A medida decorre do procedimento extrajudicial instaurado para apurar a transparência na divulgação da classificação de candidatos no Sistema Integrado de Matrícula de Palmas (SIMPALMAS), especialmente no que se refere à oferta de vagas em creches e à observância dos direitos das crianças de zero a três anos.
Na recomendação, a promotora de Justiça Jacqueline Orofino, da 10ª Promotoria de Justiça da Capital, destaca que a educação é um direito fundamental garantido pela Constituição Federal e pelo Estatuto da Criança e do Adolescente (ECA), e que deve ser assegurada, com prioridade absoluta, às crianças e aos adolescentes. A promotora ressalta, ainda, que a creche integra a etapa da educação infantil e deve atender crianças desde o nascimento, sem a imposição de critérios etários mínimos não previstos em lei.
“A portaria da Semed, que regulamenta o SimPalmas e estabelece como requisito para matrícula a idade mínima de seis meses, não encontra amparo no sistema jurídico vigente. A restrição compromete o direito à educação infantil, agrava desigualdades sociais e impacta, especialmente, famílias em situação de vulnerabilidade socioeconômica”, ponderou a promotora de Justiça, Jacqueline Orofino.

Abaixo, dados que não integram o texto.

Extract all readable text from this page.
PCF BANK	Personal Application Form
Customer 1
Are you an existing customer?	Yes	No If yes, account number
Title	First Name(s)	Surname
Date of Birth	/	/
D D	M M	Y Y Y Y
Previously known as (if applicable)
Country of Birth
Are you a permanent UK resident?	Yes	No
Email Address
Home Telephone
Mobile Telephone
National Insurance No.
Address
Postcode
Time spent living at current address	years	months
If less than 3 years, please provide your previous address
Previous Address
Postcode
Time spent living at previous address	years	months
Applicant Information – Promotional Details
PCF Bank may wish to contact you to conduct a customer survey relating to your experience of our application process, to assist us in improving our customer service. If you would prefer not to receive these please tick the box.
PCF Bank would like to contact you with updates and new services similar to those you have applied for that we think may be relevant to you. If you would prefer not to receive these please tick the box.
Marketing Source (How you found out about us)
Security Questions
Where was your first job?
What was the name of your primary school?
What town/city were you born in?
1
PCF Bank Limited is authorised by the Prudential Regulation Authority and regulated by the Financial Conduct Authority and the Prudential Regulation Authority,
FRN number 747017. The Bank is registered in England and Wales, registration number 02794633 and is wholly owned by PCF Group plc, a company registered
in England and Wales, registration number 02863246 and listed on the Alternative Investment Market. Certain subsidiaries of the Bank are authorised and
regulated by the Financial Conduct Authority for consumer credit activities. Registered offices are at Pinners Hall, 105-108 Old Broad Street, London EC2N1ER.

Outro ponto destacado na recomendação é o papel da educação infantil como política pública essencial de proteção social, que permite que pais e responsáveis, em especial mulheres chefes de família, possam exercer atividades laborais e garantir o sustento de seus filhos.
A recomendação se fundamenta na Constituição Federal, na legislação infraconstitucional e no entendimento consolidado do Supremo Tribunal Federal (STF), que reconhece a educação básica e a educação infantil como direito fundamental universal de eficácia plena e aplicabilidade imediata, impondo ao poder público o dever de ofertar vagas de forma efetiva, independentemente de limitações administrativas ou orçamentárias.